Dänemarks Umwelt- und Ernährungsminister Esben Lunde Larsen reagierte zurückhaltend. Er werde sich jetzt darüber informieren, was diese Klage für den Fortgang der Pfandvereinbarung bedeutet. „Zunächst werde ich Kontakt mit den deutschen Partnern der Abmachung aufnehmen und beraten, ob sie zunächst ausgesetzt werden sollte, bis über die Klage entschieden ist“, zitiert die Agentur Ritzau den Minister.

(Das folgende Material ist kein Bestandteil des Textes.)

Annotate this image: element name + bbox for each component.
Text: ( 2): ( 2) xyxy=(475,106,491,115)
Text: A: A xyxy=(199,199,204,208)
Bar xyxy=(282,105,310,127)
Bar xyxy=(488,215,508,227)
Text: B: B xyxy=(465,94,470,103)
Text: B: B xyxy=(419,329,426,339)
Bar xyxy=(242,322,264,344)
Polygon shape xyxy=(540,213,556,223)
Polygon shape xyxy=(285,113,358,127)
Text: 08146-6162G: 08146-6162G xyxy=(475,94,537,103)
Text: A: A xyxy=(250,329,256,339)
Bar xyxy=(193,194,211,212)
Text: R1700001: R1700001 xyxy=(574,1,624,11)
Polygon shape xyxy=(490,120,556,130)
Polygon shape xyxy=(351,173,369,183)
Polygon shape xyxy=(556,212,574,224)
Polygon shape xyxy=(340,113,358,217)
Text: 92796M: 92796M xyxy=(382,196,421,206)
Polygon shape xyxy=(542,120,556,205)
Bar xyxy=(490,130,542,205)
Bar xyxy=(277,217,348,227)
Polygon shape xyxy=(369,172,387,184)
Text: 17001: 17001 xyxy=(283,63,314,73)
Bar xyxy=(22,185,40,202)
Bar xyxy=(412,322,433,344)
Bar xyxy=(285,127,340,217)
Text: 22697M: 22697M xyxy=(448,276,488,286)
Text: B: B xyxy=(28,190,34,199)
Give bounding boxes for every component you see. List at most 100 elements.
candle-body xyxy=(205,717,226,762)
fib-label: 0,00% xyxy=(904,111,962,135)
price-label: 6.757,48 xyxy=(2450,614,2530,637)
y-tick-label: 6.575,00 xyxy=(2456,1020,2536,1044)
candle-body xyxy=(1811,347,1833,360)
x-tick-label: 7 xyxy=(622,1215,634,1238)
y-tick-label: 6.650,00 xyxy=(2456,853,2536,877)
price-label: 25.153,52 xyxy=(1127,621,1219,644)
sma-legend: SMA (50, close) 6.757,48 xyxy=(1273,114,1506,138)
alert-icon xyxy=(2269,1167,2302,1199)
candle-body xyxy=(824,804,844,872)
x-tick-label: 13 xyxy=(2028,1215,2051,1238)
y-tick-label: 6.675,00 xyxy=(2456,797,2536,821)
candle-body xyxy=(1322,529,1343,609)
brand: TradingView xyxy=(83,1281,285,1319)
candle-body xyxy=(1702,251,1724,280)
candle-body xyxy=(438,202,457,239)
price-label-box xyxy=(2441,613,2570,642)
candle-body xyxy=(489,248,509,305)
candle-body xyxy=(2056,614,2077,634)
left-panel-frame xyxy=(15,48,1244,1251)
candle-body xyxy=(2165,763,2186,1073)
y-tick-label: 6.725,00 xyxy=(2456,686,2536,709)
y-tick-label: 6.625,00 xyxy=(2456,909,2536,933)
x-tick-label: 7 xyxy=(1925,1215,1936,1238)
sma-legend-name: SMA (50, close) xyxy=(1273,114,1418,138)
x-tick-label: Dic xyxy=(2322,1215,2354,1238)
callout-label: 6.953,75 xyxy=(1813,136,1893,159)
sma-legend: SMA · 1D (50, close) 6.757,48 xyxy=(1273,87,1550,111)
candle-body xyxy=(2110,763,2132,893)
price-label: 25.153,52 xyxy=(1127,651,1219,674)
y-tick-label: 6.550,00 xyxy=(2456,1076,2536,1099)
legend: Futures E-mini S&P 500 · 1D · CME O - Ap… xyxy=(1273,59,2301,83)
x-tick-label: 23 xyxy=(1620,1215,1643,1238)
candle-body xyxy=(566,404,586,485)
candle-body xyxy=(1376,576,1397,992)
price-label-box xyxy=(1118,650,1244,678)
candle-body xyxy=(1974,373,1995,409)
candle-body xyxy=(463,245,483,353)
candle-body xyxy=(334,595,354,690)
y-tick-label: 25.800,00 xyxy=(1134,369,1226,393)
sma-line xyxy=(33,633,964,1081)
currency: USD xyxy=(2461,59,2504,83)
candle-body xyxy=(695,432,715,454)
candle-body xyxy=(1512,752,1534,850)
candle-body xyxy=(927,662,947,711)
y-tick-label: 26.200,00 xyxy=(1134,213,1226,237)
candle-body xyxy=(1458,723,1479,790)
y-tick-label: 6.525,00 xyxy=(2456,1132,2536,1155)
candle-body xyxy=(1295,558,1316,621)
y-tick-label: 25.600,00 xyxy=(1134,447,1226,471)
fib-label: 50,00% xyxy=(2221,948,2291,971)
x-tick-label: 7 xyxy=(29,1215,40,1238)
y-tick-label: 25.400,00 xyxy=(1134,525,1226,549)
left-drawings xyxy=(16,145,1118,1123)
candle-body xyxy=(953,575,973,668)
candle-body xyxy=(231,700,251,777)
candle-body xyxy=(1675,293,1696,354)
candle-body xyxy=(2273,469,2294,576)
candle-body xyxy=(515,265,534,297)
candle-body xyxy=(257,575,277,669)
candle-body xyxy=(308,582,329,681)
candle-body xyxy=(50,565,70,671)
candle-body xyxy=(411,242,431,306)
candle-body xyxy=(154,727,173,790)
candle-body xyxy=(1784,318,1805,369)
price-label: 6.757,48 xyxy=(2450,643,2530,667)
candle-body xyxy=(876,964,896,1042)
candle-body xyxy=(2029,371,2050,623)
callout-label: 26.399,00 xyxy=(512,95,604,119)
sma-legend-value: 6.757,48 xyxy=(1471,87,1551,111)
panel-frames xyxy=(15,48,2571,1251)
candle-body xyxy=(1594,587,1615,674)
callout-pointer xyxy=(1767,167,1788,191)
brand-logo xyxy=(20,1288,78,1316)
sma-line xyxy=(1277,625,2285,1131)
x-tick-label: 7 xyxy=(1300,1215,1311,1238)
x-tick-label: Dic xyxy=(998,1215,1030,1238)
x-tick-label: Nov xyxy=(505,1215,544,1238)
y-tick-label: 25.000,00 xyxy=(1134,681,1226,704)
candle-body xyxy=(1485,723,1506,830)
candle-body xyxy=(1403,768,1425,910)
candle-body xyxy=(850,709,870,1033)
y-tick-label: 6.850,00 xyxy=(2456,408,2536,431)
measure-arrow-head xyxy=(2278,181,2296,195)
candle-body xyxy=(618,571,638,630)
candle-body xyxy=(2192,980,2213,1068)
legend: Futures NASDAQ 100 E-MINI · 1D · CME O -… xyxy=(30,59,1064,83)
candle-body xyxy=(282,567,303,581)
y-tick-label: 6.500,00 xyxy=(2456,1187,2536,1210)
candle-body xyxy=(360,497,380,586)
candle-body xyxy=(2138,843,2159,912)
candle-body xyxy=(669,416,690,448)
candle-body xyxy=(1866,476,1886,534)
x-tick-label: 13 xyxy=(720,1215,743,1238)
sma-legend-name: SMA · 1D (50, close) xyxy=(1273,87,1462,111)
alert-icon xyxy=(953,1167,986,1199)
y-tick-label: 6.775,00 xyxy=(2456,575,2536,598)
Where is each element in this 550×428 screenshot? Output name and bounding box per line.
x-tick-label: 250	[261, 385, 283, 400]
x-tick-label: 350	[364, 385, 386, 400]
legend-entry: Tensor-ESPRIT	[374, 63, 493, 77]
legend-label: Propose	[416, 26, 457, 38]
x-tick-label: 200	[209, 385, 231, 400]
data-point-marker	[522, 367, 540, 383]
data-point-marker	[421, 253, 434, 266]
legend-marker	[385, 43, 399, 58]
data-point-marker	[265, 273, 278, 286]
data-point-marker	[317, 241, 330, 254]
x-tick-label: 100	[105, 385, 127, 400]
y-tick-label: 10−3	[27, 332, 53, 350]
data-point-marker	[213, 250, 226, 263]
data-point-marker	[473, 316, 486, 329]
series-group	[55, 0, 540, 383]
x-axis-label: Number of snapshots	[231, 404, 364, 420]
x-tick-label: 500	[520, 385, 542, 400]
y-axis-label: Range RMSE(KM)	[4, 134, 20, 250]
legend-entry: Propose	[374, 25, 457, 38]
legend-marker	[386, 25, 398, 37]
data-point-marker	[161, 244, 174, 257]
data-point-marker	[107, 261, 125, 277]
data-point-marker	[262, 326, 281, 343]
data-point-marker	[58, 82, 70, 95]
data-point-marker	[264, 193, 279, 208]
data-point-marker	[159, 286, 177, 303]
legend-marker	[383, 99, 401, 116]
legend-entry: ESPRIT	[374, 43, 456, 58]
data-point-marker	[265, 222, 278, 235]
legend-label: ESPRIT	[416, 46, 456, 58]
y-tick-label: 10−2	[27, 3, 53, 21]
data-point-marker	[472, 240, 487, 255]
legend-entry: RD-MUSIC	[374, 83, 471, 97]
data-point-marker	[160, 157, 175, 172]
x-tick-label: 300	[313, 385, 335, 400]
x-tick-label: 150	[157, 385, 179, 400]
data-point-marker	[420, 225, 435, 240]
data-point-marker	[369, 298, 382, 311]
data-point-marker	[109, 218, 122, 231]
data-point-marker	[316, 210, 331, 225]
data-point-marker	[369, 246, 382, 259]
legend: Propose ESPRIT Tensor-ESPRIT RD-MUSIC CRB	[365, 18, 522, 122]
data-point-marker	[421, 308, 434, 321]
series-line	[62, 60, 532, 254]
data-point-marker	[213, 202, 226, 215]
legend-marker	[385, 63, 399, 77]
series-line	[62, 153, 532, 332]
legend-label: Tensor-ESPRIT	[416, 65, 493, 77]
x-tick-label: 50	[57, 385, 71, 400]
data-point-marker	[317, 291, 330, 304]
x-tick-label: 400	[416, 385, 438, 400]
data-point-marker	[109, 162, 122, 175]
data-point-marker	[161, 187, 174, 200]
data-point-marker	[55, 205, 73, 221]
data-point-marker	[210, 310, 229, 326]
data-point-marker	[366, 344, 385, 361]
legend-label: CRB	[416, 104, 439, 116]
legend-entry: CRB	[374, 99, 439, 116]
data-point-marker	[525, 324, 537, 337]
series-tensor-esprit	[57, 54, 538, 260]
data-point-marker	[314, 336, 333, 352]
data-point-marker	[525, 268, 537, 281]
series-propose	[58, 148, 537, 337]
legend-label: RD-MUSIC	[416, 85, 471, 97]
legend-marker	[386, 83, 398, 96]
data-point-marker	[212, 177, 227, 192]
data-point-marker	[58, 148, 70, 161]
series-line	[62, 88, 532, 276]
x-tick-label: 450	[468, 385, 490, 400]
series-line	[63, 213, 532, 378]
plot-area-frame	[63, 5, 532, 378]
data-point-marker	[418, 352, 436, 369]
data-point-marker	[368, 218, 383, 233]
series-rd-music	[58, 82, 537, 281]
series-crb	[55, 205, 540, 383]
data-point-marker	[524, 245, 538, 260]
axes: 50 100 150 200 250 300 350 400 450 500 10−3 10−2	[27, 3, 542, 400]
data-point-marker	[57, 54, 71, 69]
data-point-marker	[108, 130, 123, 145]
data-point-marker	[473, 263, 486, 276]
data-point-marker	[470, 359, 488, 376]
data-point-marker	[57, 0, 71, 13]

Christian Risch und Rüdiger Wenzel

Das Pfandmodell im Grenzhandel

Am 10. Juni 2015 unterschrieben die Umweltminister aus Berlin, Kiel und Kopenhagen eine gemeinsame Erklärung, ab 2018 auch im deutsch-dänischen Grenzhandel ein Pfandsystem einzuführen. Der Kieler Umweltminister Robert Habeck nannte die Ausnahme „umweltpolitisch falsch“, weil Millionen von pfandfreien Dosen im Müll oder – noch schlimmer – in der Landschaft oder im Meer landen. Das Modell: Dänische Kunden sollen beim Einkauf in Deutschland eine dänische Krone Pfand pro Dose zuzüglich der deutschen Mehrwertsteuer zahlen. Die leeren Dosen können die Kunden dann in Dänemark zurückgeben und kassieren dort eine Krone Pfand. Der Preis pro Dose dürfte sich durch diese Regelung geringfügig um etwa zwei Cent pro Dose erhöhen, argumentiert das Kieler Umweltministerium.